PIArena: A Platform for Prompt Injection Evaluation
Runpeng Geng, Chenlong Yin, Yanting Wang, Ying Chen, Jinyuan Jia
TLDR
PIArena is a unified platform for evaluating prompt injection defenses, revealing their limitations in generalizability and robustness.
Key contributions
- Introduces PIArena, a unified and extensible platform for prompt injection evaluation.
- Enables easy integration and comparison of state-of-the-art attacks and defenses across benchmarks.
- Designs a novel dynamic strategy-based attack that adaptively optimizes injected prompts.

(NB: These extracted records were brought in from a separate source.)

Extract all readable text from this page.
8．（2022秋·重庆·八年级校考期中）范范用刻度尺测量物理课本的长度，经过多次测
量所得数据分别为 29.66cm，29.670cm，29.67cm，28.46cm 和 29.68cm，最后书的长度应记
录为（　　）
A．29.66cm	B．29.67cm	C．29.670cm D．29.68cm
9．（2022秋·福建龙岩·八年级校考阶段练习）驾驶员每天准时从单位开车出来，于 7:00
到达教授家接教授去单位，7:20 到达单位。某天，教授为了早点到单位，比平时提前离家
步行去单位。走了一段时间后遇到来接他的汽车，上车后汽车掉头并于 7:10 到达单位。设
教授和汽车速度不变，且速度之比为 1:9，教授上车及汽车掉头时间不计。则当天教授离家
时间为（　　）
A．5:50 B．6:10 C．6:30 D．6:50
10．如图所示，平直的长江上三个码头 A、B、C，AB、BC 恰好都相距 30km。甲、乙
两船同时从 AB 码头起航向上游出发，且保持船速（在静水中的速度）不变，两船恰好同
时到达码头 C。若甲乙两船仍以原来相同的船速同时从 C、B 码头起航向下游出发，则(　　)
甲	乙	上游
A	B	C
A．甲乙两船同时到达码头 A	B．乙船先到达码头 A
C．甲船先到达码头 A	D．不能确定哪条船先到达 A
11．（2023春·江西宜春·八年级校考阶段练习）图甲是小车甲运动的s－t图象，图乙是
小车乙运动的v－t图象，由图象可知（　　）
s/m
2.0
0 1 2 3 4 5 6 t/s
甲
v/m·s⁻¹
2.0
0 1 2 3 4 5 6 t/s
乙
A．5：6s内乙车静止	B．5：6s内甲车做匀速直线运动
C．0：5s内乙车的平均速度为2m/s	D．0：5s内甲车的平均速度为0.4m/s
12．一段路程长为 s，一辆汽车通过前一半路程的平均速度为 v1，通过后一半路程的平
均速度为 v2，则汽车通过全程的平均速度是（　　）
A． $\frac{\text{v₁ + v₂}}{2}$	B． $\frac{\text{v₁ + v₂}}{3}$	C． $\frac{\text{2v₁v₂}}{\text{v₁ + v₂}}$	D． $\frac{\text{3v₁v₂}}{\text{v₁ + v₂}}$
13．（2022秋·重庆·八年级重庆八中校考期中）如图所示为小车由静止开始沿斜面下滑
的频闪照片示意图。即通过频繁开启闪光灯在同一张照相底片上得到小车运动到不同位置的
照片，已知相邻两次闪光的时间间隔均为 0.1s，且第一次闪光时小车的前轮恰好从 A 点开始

- Uncovers critical limitations of current defenses, including poor generalizability and vulnerability to adaptive attacks.
Why it matters
The absence of a standardized evaluation platform has made it difficult to assess prompt injection defenses reliably. PIArena fills this critical gap, providing a much-needed environment for rigorous testing. Its findings expose significant weaknesses in current defenses, paving the way for the development of more robust and generalizable solutions.
Original Abstract
Prompt injection attacks pose serious security risks across a wide range of real-world applications. While receiving increasing attention, the community faces a critical gap: the lack of a unified platform for prompt injection evaluation. This makes it challenging to reliably compare defenses, understand their true robustness under diverse attacks, or assess how well they generalize across tasks and benchmarks. For instance, many defenses initially reported as effective were later found to exhibit limited robustness on diverse datasets and attacks. To bridge this gap, we introduce PIArena, a unified and extensible platform for prompt injection evaluation that enables users to easily integrate state-of-the-art attacks and defenses and evaluate them across a variety of existing and new benchmarks. We also design a dynamic strategy-based attack that adaptively optimizes injected prompts based on defense feedback. Through comprehensive evaluation using PIArena, we uncover critical limitations of state-of-the-art defenses: limited generalizability across tasks, vulnerability to adaptive attacks, and fundamental challenges when an injected task aligns with the target task. The code and datasets are available at https://github.com/sleeepeer/PIArena.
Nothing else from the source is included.